III. Governmental Immunity The defendants further argue that the plaintiffs' action is barred by the doctrine of governmental immunity. The plaintiff argues in opposition that the defendants acted with malice in performing their discretionary functions, thus precluding them from claiming governmental immunity.
Local boards of education act on behalf of municipalities, rather than the state, when carrying out the municipal function of "maintaining control over the public schools within the municipalities' limits." Connecticut Assn. of Boards of Educationv. Shedd, 197 Conn. 554, 563, 499 A.2d 797 (1985). When acting for the municipality, the doctrine of governmental immunity, rather than the doctrine of sovereign immunity, applies. See, e.g., Purzycki v. Fairfield, 244 Conn. 101, 112, 708 A.2d 937 (1998). The Supreme Court "has approved the practice of deciding the issue of governmental immunity as a matter of law." Gordon v.Bridgeport Housing Authority., 208 Conn. 161, 170, 544 A.2d 1185 (1995).
In this instance, the defendants did not act pursuant to their municipal duties, but instead acted pursuant to state statute. Hence, governmental immunity does not apply to the defendants' acts. See id. (distinguishing between governmental and sovereign immunity).
Furthermore, the allegations of this case escape the doctrine of governmental immunity regardless of the mandatory reporter statute. "[A] municipality is immune from liability for negligence unless the legislature has enacted a statute abrogating that immunity." Williams v. City of New Haven,243 Conn. 763, 767, 707 A.2d 1251 (1998). An exception to this rule exists "where the alleged acts involve malice, wantonness or intent to injure, rather than negligence." (Internal quotation marks omitted.) Elliott v. City of Waterbury, 245 Conn. 385, 411 n. 17, 715 A.2d 27 (1998). Because the factual issue here is whether Biddle acted with malice, the doctrine of governmental immunity would apply even in the absence of the mandatory reporter statute. CT Page 3086
Moreover the defendants cannot simultaneously argue as they have here, that the acts of those reporting were both discretionary and mandatory. Whether as mandatory., v their conduct was simply ministerial and therefore not protected by governmental immunity remains an unresolved question of fact.

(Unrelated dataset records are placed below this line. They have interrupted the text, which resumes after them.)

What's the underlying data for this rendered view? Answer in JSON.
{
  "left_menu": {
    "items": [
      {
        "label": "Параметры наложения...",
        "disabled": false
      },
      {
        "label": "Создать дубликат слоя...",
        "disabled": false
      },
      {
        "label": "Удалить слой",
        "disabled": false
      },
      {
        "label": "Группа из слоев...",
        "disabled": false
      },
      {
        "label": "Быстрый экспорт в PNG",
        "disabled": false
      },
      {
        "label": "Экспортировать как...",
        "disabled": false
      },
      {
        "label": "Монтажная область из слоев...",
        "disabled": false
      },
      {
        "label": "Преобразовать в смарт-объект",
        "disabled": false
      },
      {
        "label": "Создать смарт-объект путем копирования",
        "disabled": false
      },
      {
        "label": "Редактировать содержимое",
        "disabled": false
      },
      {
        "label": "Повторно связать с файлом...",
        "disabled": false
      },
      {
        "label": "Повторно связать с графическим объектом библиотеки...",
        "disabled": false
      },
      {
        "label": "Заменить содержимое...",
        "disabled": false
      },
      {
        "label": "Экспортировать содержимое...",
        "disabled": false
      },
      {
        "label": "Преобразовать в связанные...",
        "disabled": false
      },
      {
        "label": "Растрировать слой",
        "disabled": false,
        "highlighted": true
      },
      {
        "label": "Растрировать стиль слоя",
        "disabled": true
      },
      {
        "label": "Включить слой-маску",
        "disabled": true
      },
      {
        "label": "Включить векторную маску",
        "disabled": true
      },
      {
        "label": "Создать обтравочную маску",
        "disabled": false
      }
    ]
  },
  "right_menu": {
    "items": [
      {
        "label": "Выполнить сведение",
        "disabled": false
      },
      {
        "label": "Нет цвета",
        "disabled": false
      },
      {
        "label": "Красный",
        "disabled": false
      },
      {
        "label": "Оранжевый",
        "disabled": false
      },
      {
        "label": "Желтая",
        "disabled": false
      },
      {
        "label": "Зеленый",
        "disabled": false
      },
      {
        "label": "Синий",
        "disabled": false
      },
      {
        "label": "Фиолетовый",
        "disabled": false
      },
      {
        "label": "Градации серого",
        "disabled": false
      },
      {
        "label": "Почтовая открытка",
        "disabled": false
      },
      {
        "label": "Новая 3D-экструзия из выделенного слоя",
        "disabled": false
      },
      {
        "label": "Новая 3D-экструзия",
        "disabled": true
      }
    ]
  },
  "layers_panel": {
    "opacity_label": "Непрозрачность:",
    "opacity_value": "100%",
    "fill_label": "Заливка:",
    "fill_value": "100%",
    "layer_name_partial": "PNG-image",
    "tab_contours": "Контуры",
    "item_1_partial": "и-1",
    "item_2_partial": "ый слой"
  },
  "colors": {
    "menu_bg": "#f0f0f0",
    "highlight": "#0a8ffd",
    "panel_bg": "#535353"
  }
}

The terms of Section 17a-101e control rather than either the doctrines of sovereign or governmental immunity.
The defendants' more pedestrian arguments fare no better. As to the plaintiff's claim for invasion of privacy based upon an unreasonable intrusion into their seclusion whether or not the defendants' conduct would have been highly offensive to a reasonable person remains for the trier of fact to determine. The doctrinal of fair comment is not applicable in this factual context. The plaintiffs are not public figures and their conduct did not affect the public welfare. Goodrich v. WaterburyRepublican American. Inc., 188 Conn. 107 (1982).
Reasonable minds can differ on whether the conduct of the defendants was extreme and outrageous to the degree that it would support a claim for the infliction of emotional distress. This issue also remains for the trier.
Summary Judgment is denied as to counts one, two and four.
Summary Judgment is granted as to count three without objection.